Immer wieder sagt man, von einer Kultur zu einer anderen Kultur müssen Brücken gebaut werden. Brücken bauen ist eine Sache. Brücken überspannen Täler. Stehen im Licht und sind daher gut sichtbar. Der literarische Diskurs ist meistens eine ganz andere Sache. Das sind Probebohrungen. Das sind enge Schächte, das sind schmale Kanäle, die Freiräume von zwei Millimetern, rechts oder links, oben oder unten freilassen. Wir Autor:innen reiben mal auf der linken Seite, mal auf der rechten Seite, mal oben, mal unten, stets in der Hoffnung, dass es vier Millimeter werden. Und da wir widerborstig sind, sind wir noch nicht zufrieden und schaben und schürfen weiter, um den Tunnel und die Kanäle noch breiter zu machen.

Kolumbien war immer wieder Gegenstand des Österreichischen PEN-Club. Wir haben Autor:innen aus diesem Land eingeladen, die in schlimmeren Zeiten verfolgt worden sind, und haben versucht, ihnen zu helfen. Der Österreichische PEN-Club weiß ganz genau, dass österreichische Autor:innen während des Zweiten Weltkrieges Zuflucht in Kolumbien gefunden haben – das erfüllt uns mit großer Dankbarkeit. Doch die Anzahl der Österreicher:innen, die in Kolumbien überlebt haben, wird nicht von der Anzahl der Kolumbianer:innen erreicht, die in Österreich Zuflucht finden konnten. Das erfüllt mich mit Scham.

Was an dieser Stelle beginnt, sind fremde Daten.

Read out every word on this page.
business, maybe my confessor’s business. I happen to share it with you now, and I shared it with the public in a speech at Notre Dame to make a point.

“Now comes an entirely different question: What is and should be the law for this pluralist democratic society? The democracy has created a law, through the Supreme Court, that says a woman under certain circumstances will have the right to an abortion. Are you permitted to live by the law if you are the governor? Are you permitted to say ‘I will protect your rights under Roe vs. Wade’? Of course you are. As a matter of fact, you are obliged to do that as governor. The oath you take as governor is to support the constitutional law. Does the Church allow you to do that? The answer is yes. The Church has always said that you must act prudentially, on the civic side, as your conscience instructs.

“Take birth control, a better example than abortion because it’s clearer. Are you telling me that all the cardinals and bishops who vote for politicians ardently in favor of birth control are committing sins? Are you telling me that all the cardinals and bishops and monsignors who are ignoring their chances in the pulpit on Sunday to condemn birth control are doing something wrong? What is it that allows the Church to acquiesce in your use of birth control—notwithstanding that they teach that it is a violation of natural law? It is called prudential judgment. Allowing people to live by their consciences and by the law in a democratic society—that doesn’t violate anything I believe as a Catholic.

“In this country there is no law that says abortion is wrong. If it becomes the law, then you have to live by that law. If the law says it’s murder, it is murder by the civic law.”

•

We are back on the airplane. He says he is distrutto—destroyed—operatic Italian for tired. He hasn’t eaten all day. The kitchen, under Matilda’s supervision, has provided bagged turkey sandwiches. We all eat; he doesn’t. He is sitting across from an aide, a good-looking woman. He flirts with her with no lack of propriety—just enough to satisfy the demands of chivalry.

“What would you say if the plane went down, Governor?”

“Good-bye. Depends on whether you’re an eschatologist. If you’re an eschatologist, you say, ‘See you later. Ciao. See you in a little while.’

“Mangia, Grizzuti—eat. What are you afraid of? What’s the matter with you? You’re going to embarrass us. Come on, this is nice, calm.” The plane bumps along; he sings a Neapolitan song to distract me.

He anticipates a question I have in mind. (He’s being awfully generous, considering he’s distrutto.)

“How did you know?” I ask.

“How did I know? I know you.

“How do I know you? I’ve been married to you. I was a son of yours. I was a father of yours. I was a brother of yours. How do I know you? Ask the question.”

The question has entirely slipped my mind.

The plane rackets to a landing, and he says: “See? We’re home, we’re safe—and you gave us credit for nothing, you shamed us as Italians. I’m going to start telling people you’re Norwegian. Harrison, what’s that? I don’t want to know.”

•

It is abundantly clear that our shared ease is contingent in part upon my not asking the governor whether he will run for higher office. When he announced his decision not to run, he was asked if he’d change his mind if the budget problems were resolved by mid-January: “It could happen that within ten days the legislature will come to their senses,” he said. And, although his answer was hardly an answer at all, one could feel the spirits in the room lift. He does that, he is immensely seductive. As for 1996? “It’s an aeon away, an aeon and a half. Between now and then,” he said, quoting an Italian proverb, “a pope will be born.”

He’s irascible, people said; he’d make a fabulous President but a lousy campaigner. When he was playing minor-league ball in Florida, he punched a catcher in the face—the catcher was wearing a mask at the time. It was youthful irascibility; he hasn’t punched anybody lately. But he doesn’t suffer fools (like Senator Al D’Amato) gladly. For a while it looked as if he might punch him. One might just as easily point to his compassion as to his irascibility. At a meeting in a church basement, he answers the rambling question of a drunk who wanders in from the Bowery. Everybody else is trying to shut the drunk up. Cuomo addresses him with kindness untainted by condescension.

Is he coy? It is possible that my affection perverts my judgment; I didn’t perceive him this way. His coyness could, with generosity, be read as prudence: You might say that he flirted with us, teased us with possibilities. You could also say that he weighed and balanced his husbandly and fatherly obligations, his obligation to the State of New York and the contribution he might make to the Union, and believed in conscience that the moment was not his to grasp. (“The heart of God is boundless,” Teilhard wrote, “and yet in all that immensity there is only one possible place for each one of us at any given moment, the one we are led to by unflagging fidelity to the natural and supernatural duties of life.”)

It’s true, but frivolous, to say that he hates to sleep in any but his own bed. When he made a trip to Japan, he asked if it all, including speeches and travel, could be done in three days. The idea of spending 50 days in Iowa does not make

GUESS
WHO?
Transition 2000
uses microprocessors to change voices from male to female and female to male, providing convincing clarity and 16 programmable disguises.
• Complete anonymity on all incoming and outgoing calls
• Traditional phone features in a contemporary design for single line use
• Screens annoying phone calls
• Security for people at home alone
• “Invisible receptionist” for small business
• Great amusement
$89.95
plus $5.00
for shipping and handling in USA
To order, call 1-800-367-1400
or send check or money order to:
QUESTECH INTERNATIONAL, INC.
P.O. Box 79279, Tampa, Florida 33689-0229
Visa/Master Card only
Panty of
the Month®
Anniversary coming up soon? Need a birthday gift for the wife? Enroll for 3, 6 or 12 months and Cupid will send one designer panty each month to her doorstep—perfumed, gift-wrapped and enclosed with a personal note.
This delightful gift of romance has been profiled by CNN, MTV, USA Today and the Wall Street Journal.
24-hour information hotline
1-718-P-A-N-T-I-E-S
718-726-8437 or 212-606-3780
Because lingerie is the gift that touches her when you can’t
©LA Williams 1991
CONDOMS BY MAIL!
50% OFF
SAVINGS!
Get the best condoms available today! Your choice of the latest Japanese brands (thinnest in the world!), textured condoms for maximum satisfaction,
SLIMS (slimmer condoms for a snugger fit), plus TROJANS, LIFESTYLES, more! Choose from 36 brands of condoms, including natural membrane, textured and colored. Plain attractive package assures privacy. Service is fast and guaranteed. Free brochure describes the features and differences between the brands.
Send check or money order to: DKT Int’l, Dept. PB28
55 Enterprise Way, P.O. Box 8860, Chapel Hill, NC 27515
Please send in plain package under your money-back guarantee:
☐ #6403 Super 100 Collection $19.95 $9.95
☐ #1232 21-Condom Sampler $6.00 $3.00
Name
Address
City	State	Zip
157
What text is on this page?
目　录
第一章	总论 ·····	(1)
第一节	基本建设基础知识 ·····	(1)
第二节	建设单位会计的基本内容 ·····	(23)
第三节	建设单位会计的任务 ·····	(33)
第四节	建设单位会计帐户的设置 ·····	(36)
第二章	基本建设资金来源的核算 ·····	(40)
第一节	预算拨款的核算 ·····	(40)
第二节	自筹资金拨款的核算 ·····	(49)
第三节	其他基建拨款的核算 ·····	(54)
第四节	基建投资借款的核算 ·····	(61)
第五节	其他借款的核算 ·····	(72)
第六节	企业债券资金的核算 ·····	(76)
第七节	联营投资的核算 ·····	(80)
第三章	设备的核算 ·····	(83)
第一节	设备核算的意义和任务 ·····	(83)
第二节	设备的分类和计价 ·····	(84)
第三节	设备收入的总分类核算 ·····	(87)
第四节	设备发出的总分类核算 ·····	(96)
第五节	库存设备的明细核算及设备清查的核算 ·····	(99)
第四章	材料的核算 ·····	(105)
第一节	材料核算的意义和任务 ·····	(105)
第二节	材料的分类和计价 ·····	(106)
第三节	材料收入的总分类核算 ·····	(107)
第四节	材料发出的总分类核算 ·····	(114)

Kolumbien und Österreich sind mehrfach historisch miteinander verbunden. Wir sind einander nicht fremd. Das berechtigt zur Hoffnung, dass sich Wünsche erfüllen lassen.

Ich hätte einen Wunsch: Wenn wir die Zeugnisse der Literatur ernst nehmen, so ist nicht nur Kolumbien ein „Multikultistaat“, sondern auch Österreich. Da gäbe es so manches über Vielfalt zu besprechen und vor allem lernend zu erkennen. In Kolumbien leben zahlreiche Autor:innen afro-kolumbianischen Ursprungs, es gibt auch indigene Kulturen mit ihren Oraturen und Literaturen – die vielleicht auch in Kolumbien nicht ganz so aufmerksam gehört werden, wie sie sollten. Geben wir ihnen eine Chance und lassen wir ihre Stimmen hier erklingen!

Herr Botschafter, wir sind für jede Schandtat bereit, um Dialoge zu pflegen! Ich danke Ihnen bereits im Voraus!